Has anyone heard of increasing penalties on closing out IRA?greenspun.com : LUSENET : TimeBomb 2000 (Y2000) : One Thread
Has anyone heard that they might increase the penalties from 10% to whatever when closing out an IRA? A friend on the internet told me that the government might do this soon to prevent just what a lot of us are thinking about doing, if not already doing.
-- Pat Spruce (email@example.com), March 31, 1998
One possible way to protect your IRA assets during the moment of truth is to switch custodians or trustees via a rollover. With the rollover, you can take physical possession of your retirement plan assets and wait 60 days before switching those assets into a new plan. Generally speaking, a rollover is subject to 30% withholding i.e., 20% Federal income tax and 10% penalty, which eventually can be reclaimed on your income tax return as long as the 60-day rollover provisions are met.)
Assuming that there are no material rule changes enacted by the IRS prior to 1-1-00, one could initiate a rollover on 11-15-99, hopefully get a check on or before 12-15-99 (at which time the 60-day rollover clock would begin ticking), cash the check, hold the proceeds in physical cash, t-bills or precious metals until 2-10-00, at which time you would assess whether or not it was safe to roll into a new retirement plan. If the coast looked clear, you would rush like mad to complete your rollover by 2-15-00. However, if it looked like the party was over, the 30% withheld portion would by then be drifting to the bottom of the North Atlantic along with the IRS but you would still have 70% of the original assets in your lifeboat.

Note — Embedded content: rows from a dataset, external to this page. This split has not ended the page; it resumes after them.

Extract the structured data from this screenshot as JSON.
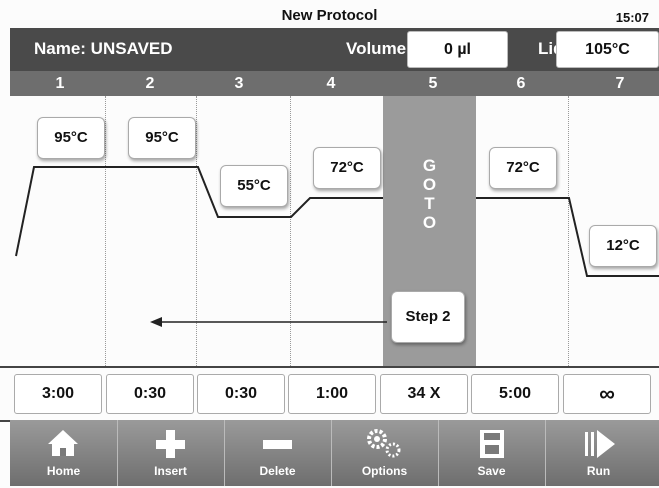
{
  "header": {
    "title": "New Protocol",
    "time": "15:07"
  },
  "protocol": {
    "name_label": "Name: UNSAVED",
    "volume_label": "Volume",
    "volume_value": "0 µl",
    "lid_label": "Lid",
    "lid_value": "105°C"
  },
  "steps": [
    {
      "number": "1",
      "temp": "95°C",
      "duration": "3:00"
    },
    {
      "number": "2",
      "temp": "95°C",
      "duration": "0:30"
    },
    {
      "number": "3",
      "temp": "55°C",
      "duration": "0:30"
    },
    {
      "number": "4",
      "temp": "72°C",
      "duration": "1:00"
    },
    {
      "number": "5",
      "goto_text": "G\nO\nT\nO",
      "goto_target": "Step 2",
      "duration": "34 X"
    },
    {
      "number": "6",
      "temp": "72°C",
      "duration": "5:00"
    },
    {
      "number": "7",
      "temp": "12°C",
      "duration": "∞"
    }
  ],
  "toolbar": [
    {
      "label": "Home",
      "icon": "home-icon"
    },
    {
      "label": "Insert",
      "icon": "plus-icon"
    },
    {
      "label": "Delete",
      "icon": "minus-icon"
    },
    {
      "label": "Options",
      "icon": "gears-icon"
    },
    {
      "label": "Save",
      "icon": "save-icon"
    },
    {
      "label": "Run",
      "icon": "run-icon"
    }
  ],
  "colors": {
    "bar_dark": "#4a4a4a",
    "step_header": "#6e6e6e",
    "goto_column": "#9b9b9b"
  }
}
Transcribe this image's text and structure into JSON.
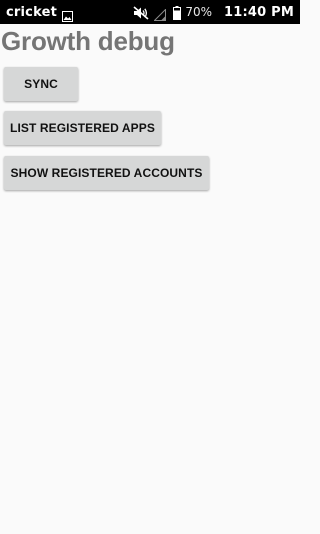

Obviously, a banking system breakdown prior to 1-1-00 would neutralize this gameplan, but lets hope that the ship stays afloat long enough for us to complete this type of lifeboat drill...
-- Randy L Flink (CFA100@msn.com), April 02, 1998.
Check that advice again before following it. The rules changed in 1993 or 1994, and most if not all of the situations where you can hold those assests for 60 days without penalty have been removed. Now, rollovers must generally be accomplished via direct transfer between custodians. Consult your accountant or financial advisor.